Pluton menacée de perdre son rang à cause d'un nouvel astre
Au jeu de billard des classifications astronomiques, une boule glacée pourrait déloger Pluton de son statut de neuvième planète du système solaire. Découverte en janvier 2005 par l'Américain Mike Brown, 2003 UB313 est en effet nettement plus grosse que sa rivale. Des astronomes allemands publient, jeudi 2 février dans Nature, la première estimation précise du diamètre de l'astre : plus de 3 000 km, presque la Lune (3 476 km), et plus que Pluton (2 350 km environ).
UB313 s'impose ainsi comme le corps le plus volumineux découvert dans le système solaire depuis Neptune, en 1846. Elle conforte du même coup les partisans d'une révision de la définition des planètes. Lui dénier le rang de dixième planète, revendiqué par Mike Brown, impose logiquement de dégrader aussi Pluton. Et de les considérer toutes deux comme les corps les plus massifs de le ceinture de Kuiper, à la périphérie de notre système, en attendant les découvertes d'autres objets de cette taille.
A strictement parler, UB313 devrait être considérée comme une bannie de cette ceinture. Quelque chose, dans son passé, a dû l'en chasser en la poussant sur l'orbite la plus excentrique répertoriée dans notre voisinage. Sa course elliptique autour du Soleil, en 557 années, l'a envoyée ces temps-ci 97 fois plus loin de notre étoile que la Terre, trois fois plus loin que Pluton. Son orbite est aussi très inclinée (45 degrés) par rapport au plan dans lequel tournent la plupart des planètes.
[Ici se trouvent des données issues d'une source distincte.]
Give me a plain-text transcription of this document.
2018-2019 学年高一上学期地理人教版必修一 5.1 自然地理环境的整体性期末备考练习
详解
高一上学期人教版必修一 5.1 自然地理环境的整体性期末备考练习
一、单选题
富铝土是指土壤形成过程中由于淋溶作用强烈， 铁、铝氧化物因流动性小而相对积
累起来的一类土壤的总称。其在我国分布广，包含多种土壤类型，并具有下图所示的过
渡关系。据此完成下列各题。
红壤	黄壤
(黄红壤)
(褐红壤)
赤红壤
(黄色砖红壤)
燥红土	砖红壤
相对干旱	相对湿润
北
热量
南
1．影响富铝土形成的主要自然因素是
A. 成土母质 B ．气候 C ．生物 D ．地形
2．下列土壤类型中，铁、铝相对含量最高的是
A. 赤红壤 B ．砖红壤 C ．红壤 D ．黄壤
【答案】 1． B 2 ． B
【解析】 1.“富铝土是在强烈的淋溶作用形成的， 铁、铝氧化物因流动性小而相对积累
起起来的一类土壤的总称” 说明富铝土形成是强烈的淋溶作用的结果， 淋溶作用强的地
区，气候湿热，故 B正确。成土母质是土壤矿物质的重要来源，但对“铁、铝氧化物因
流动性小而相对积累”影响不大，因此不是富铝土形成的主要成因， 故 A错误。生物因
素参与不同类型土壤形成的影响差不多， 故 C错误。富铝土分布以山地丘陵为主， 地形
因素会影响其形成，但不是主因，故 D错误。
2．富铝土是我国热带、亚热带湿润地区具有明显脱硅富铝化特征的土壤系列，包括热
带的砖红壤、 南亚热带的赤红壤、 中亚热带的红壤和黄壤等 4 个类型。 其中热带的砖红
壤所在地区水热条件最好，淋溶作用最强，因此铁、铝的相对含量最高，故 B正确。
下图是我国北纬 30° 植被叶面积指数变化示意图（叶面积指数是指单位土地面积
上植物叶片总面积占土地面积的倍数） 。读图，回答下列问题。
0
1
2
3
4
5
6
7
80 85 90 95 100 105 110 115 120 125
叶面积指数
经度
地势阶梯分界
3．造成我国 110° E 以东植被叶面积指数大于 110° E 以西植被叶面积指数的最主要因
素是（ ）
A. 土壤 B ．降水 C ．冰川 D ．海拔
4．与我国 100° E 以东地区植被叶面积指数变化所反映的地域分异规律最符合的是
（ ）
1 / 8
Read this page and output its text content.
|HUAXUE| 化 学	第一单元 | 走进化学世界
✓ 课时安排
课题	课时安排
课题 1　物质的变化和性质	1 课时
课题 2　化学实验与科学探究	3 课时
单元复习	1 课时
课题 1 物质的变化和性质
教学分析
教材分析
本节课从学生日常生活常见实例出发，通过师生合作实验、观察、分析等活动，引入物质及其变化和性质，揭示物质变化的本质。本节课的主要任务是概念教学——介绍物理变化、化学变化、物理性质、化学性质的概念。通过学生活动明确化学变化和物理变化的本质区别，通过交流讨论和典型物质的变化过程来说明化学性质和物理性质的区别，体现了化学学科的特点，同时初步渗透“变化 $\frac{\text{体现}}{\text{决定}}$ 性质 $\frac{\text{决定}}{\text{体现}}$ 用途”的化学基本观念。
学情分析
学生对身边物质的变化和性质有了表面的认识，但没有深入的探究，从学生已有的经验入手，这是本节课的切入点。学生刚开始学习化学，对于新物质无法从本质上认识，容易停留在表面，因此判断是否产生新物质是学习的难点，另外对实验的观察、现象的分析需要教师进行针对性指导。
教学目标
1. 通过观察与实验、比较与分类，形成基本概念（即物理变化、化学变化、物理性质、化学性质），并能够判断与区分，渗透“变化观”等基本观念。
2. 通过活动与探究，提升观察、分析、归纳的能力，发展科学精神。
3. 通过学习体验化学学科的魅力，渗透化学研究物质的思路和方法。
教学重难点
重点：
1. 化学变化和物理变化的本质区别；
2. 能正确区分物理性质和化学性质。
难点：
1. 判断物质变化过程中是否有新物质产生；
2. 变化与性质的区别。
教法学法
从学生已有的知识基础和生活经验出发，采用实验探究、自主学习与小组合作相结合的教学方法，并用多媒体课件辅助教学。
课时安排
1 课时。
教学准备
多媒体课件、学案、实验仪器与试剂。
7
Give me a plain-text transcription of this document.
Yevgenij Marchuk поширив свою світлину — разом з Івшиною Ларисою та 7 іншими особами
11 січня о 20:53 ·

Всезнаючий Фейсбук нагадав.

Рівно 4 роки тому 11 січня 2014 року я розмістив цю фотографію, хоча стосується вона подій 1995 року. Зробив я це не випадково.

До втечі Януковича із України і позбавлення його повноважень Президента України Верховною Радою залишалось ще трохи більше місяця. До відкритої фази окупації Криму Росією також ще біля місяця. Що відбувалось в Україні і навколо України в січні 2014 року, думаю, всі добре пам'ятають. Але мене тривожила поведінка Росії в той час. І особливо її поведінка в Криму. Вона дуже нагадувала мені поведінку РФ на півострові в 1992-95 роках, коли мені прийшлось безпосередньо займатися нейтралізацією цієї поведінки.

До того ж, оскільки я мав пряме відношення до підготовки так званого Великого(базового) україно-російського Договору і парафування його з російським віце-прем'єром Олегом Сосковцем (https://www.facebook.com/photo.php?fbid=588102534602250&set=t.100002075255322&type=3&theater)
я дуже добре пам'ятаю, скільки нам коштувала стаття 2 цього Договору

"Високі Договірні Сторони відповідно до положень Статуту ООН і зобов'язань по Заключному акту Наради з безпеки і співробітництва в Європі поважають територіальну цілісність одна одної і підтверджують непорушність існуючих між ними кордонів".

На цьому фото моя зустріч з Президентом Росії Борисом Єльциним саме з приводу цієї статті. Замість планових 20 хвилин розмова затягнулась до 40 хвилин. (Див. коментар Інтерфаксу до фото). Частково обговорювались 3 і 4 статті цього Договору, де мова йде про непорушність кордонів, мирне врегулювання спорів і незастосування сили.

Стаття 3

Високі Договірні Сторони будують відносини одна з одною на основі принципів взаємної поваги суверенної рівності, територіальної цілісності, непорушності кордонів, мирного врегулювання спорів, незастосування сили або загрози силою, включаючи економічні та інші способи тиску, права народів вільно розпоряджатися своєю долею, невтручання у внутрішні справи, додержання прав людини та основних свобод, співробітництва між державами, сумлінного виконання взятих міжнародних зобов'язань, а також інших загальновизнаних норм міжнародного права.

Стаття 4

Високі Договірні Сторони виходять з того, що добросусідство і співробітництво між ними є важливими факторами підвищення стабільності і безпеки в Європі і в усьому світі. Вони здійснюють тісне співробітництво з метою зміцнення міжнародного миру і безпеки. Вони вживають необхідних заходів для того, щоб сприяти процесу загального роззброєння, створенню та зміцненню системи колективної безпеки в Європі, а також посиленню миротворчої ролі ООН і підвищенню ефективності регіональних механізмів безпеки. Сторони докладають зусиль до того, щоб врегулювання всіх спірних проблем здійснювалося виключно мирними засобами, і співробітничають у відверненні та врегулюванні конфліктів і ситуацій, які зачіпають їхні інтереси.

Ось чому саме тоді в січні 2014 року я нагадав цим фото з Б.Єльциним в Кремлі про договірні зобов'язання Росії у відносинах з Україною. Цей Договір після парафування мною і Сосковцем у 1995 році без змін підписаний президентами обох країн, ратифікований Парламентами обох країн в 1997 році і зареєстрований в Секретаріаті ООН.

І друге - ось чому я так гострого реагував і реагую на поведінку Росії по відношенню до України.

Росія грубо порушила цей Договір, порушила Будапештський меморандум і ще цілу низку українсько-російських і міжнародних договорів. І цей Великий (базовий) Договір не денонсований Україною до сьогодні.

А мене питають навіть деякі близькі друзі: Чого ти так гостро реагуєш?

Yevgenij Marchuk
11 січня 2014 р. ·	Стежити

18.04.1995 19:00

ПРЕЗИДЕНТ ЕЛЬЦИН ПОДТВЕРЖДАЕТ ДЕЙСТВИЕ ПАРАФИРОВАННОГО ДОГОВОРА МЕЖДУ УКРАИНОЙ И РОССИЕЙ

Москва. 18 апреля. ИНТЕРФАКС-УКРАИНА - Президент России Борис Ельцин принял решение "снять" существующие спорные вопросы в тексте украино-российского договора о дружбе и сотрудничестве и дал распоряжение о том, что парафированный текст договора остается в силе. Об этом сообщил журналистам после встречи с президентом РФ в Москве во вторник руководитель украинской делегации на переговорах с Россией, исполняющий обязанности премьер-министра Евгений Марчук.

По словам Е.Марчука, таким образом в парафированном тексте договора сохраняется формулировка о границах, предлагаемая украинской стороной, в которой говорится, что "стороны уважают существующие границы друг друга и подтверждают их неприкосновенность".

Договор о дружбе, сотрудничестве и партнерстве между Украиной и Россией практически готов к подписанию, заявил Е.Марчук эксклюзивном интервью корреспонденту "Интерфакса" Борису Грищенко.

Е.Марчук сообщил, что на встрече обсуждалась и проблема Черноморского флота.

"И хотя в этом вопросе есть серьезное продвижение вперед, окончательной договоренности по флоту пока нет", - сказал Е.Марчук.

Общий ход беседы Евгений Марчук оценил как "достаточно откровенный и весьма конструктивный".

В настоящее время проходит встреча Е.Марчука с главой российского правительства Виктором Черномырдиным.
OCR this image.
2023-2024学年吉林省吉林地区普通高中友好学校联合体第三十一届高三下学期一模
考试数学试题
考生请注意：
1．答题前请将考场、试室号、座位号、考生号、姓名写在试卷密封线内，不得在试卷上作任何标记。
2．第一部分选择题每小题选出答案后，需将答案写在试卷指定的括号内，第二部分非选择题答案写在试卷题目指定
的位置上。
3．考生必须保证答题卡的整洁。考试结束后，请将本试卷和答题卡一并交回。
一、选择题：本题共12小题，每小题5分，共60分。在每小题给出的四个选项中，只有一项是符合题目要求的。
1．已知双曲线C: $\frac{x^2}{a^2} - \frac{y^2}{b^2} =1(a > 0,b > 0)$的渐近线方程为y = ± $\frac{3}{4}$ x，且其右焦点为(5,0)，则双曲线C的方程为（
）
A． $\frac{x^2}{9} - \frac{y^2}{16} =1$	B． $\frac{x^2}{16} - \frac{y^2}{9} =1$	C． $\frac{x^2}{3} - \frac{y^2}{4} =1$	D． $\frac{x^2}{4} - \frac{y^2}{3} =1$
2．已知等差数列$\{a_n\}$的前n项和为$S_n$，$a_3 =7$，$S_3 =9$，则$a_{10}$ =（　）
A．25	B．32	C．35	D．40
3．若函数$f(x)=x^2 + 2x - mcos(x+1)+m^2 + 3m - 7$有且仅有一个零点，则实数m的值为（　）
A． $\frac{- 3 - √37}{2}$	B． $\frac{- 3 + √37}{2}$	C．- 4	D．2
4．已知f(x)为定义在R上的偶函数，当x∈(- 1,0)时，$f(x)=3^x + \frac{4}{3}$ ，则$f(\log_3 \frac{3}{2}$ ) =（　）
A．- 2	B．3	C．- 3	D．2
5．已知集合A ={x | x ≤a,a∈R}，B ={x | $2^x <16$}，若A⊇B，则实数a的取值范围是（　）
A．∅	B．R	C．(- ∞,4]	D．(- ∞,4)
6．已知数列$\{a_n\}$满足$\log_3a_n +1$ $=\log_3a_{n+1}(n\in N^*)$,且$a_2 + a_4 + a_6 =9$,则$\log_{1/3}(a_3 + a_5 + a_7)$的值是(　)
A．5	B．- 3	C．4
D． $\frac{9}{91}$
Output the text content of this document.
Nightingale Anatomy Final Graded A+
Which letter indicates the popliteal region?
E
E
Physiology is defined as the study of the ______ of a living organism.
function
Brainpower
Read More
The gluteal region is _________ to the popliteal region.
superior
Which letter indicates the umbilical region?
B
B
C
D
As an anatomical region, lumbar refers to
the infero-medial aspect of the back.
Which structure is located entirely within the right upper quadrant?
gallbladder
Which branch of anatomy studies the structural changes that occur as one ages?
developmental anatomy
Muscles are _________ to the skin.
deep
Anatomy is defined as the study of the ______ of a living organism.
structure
Ces caractéristiques la distinguent comme le corps le plus éloigné jamais détecté dans le système solaire. Et elles expliquent que les estimations de son diamètre aient été si difficiles à former. Les scientifiques allemands ont fondé la leur sur la première mesure de ses émissions thermiques, menées grâce au radio-télescope de l'Institut de radioastronomie millimétrique (IRAM).
UNE SURFACE BRILLANTE
Ils ont ainsi pu déduire une donnée cruciale pour déterminer la taille de cet objet si lointain : son albédo, soit sa capacité à réfléchir la lumière qu'il reçoit du Soleil. Selon leurs calculs, celui d'UB313 est d'environ 60 %, à peu près similaire à celui de Pluton. Cela indiquerait que les deux corps sont capables de produire et de retenir des particules de glace qui font briller leur surface.
Ces résultats ne sont toutefois pas repris par toute la communauté. L'équipe de Mike Brown a, de son côté, utilisé de nouvelles images, prises par le télescope spatial Hubble en décembre 2005, pour conclure qu'UB313 était à peine plus grosse que Pluton. Mais ces calculs, non encore publiés, impliquent un albédo extrême, de 90 %, un chiffre dont les spécialistes s'étonnent. En entretenant le doute, la lointaine UB313 n'a pas fini d'opposer les astronomes.